The attempted attacks represent the first crisis for Brown. It remains unclear whether the location of the Glasgow car bombing was inspired by Brown's Scottish heritage.

Anxiety about events in Britain rippled across the Atlantic. "It just goes to show the war on these extremists goes on," President Bush said as he waited for President Vladimir Putin of Russia to arrive at his family vacation compound in Kennebunkport, Maine. "You never know where they might strike."

Authorities at Heathrow, one of Europe's busiest airports, briefly closed Terminal 3 while a suspicious package was investigated, which turned out to be harmless.

The investigation into the attacks seemed to unfold at breakneck pace because, security specialists and officials said, unlike most other terror attacks when evidence is destroyed by explosions, police have retrieved forensic evidence from vehicles and closed-circuit television and detained several suspects within hours of the bombings.

Police said yesterday that officers had searched homes at three locations -- at Houston, near Glasgow, in southern Liverpool, and in the Midlands location of Newcastle-under-Lyme in Staffordshire. The authorities have not identified any of the suspects.

Witnesses described the Glasgow bombers as being of south Asian descent. "The people we have in custody came to Scotland a short while ago to seek work," a senior police officer, John Neilson, told a meeting of Scottish Muslims in Glasgow's Central Mosque. "These are not your young people."

Scotland's justice secretary, Kenny MacAskill, said the two attackers who slammed the Jeep Cherokee into the check-in area entrance of the Glasgow airport Saturday were not "born and bred here. Any suggestion to be made that they are home-grown terrorists is not true."

Senior counterterrorism officers said the investigation was unfolding rapidly, but that it could take weeks to sift through a mass of evidence.

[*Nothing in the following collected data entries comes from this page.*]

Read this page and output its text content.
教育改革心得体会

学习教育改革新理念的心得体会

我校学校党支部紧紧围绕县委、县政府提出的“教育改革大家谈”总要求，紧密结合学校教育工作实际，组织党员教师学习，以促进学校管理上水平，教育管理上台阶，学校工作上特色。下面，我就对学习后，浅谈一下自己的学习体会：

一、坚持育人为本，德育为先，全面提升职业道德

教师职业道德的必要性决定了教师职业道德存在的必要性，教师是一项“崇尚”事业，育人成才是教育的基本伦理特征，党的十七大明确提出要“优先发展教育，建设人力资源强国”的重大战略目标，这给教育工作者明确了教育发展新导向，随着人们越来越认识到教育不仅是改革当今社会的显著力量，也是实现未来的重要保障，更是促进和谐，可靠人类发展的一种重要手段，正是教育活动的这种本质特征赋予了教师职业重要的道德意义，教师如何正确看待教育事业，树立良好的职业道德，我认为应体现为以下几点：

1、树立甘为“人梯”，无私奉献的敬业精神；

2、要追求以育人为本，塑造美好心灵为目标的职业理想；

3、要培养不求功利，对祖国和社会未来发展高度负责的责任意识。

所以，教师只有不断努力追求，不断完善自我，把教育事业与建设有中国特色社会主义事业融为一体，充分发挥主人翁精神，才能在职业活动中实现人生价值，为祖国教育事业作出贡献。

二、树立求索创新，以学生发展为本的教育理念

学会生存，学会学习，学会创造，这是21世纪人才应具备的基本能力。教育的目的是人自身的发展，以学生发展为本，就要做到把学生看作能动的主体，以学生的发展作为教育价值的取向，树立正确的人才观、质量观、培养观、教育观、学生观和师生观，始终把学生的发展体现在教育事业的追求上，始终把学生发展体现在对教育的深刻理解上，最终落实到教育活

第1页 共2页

"We are learning a great deal about the people who were involved in the attacks," Peter Clarke, Britain's highest-ranking counterterrorism police officer, told a news conference in Glasgow.

He said the link between failed car bombings in London and the attack on the Glasgow airport Saturday "are becoming ever clearer" and he called the investigation "extremely fast-moving."

The Jeep used in Glasgow was also carrying propane gas containers but they did not explode when the vehicle, and its driver, burst into flames.

The car had not been stolen, the police said. The similarities between the styles of the attack have persuaded British investigators that they are linked, security officials in several countries said.

Security specialists said the police investigation had been facilitated by what a Western official called "an unprecedented amount of material to work with."